/Extract_Binary_Summary

Extractive Summerization of business negociations

Primary LanguagePython

Extract_Binary_Summary

Extractive Summerization of business negociations

Model Description

It is more sensible to consider context embedding and attention mechanism to draw inference to this task of multi-speaker conversation summarization.

Sequential Text Analysis

Let’s start from basics, and let the model learn the ranking of utterances without graphic attributes. We divide training and validation set with a ratio of 4:1. We attempt XGBoost, LGBM, Transformer and BiLSTM models, and we found that BiLSTM performs the best in classification. This is explicable, since BiLSTM can handle relations of textual input before and after a current position. Evidently, the recall is lower than accuracy, which means there are important utterances being falsely identified as trivial. This is where graph structure comes to play to bring into attention correlations between utterances, be it general or local. For tunning, we train and validate with different super-parameters including hidden dimmension, number of layers.

Graph Representation

Since connections are not affine nor complete, as suggested by Zhouxing Shi et al., we need multilayer perceptrons to represent non linear relationships between nodes, where lower layers extract learn simple patterns, and as the information propagates through the network, higher layers learn more abstract and complex representations. To stablize results and avoid gradient vanishing, ReLU activation function is adopted. Currently we set MLP layer as two layer with its output channel set as 128. Since dialogue length ranges from 128 to 980, it might be tempting to regulate each batch input into the same utterance length, yet this would risk breaking graphic information and is not helpful.

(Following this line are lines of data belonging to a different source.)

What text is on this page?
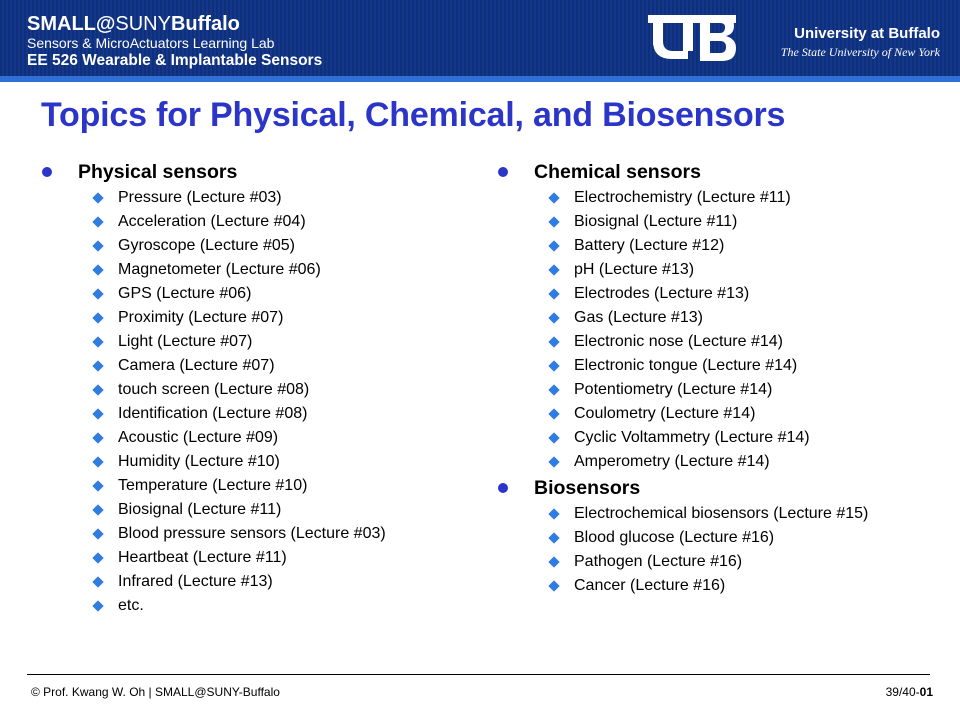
SMALL@SUNYBuffalo
Sensors & MicroActuators Learning Lab
EE 526 Wearable & Implantable Sensors
University at Buffalo
The State University of New York
Topics for Physical, Chemical, and Biosensors
Physical sensors
Pressure (Lecture #03)
Acceleration (Lecture #04)
Gyroscope (Lecture #05)
Magnetometer (Lecture #06)
GPS (Lecture #06)
Proximity (Lecture #07)
Light (Lecture #07)
Camera (Lecture #07)
touch screen (Lecture #08)
Identification (Lecture #08)
Acoustic (Lecture #09)
Humidity (Lecture #10)
Temperature (Lecture #10)
Biosignal (Lecture #11)
Blood pressure sensors (Lecture #03)
Heartbeat (Lecture #11)
Infrared (Lecture #13)
etc.
Chemical sensors
Electrochemistry (Lecture #11)
Biosignal (Lecture #11)
Battery (Lecture #12)
pH (Lecture #13)
Electrodes (Lecture #13)
Gas (Lecture #13)
Electronic nose (Lecture #14)
Electronic tongue (Lecture #14)
Potentiometry (Lecture #14)
Coulometry (Lecture #14)
Cyclic Voltammetry (Lecture #14)
Amperometry (Lecture #14)
Biosensors
Electrochemical biosensors (Lecture #15)
Blood glucose (Lecture #16)
Pathogen (Lecture #16)
Cancer (Lecture #16)
© Prof. Kwang W. Oh | SMALL@SUNY-Buffalo	39/40-01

Encoder Summarizer Structure

For Encoder part, GRU is applied to provide embedding for concatenated information of both MLP-processed graph relation representations and encoded dialogue text, due to its fast computation and capabilities of handling shorter dependencies. Following the model proposed by Jiaao Chen et al., we apply graph attention convolution layer embed utterance connections.

For Summarizer part, We use Multi-Granularity Cross Attention. Discourse Attention and Utterance Attention are both attended.